I want to close with one final, sobering observation. After condemning homosexual and lesbian relationships along with a host of other sins, the apostle Paul concludes, “and although they know the ordinance of God, that those who practice such things are worthy of death, they not only do the same, but also give hearty approval to those who practice them” (Romans 1:32). This ought to make you cautious about endorsing a gay lifestyle. Love your gay friends. Be kind to them. Listen to their heart-felt anguish, and sympathize with them, but I beg you not to endorse their rebellion against God.

What all people need is the gospel of Christ, winsomely explained and lovingly lived.

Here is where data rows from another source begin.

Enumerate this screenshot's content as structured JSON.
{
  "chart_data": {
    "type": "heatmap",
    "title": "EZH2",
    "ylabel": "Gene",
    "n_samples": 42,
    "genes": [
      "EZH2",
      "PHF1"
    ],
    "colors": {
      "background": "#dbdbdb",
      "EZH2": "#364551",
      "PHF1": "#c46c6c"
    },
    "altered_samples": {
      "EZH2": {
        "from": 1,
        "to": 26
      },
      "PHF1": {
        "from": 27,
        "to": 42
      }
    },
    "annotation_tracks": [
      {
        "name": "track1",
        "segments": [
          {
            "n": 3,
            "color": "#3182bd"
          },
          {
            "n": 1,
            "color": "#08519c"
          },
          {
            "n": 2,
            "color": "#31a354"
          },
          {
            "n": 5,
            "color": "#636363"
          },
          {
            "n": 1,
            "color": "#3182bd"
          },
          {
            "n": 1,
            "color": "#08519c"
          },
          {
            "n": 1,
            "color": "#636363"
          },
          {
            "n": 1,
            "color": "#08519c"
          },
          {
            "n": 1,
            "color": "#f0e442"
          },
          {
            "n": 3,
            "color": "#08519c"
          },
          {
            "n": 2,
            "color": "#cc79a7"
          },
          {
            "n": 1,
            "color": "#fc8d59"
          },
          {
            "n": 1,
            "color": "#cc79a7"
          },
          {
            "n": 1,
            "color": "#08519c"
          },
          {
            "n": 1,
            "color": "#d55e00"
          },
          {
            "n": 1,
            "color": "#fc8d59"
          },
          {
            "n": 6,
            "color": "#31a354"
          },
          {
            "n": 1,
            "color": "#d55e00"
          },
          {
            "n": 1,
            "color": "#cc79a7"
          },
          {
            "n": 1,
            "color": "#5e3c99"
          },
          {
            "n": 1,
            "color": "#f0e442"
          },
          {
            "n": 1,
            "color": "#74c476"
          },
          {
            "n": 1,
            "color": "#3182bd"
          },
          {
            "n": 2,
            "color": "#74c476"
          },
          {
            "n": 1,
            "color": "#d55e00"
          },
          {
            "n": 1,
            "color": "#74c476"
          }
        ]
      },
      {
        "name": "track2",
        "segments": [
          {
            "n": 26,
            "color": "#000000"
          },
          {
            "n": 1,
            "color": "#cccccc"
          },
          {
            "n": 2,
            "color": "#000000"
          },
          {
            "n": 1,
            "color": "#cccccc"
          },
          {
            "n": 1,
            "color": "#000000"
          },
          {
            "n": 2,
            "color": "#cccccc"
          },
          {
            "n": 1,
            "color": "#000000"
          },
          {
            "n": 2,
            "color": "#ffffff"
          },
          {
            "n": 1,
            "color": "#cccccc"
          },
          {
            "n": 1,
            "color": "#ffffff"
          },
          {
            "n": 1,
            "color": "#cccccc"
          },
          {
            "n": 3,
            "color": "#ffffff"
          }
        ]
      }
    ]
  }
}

In our interactions with gay people, as with all people, we ought to focus on the death and resurrection of Christ, the generosity of God, and the promise of happiness through holiness. And yes, we need to speak about their sin, fully conscious that we also are sinners of the deepest dye. When our friends and family insist on clinging to their sins instead of turning to the Savior, we ought to weep rather than self-righteously condemning them.

May God give us the grace to love sinners like ourselves into the kingdom of God.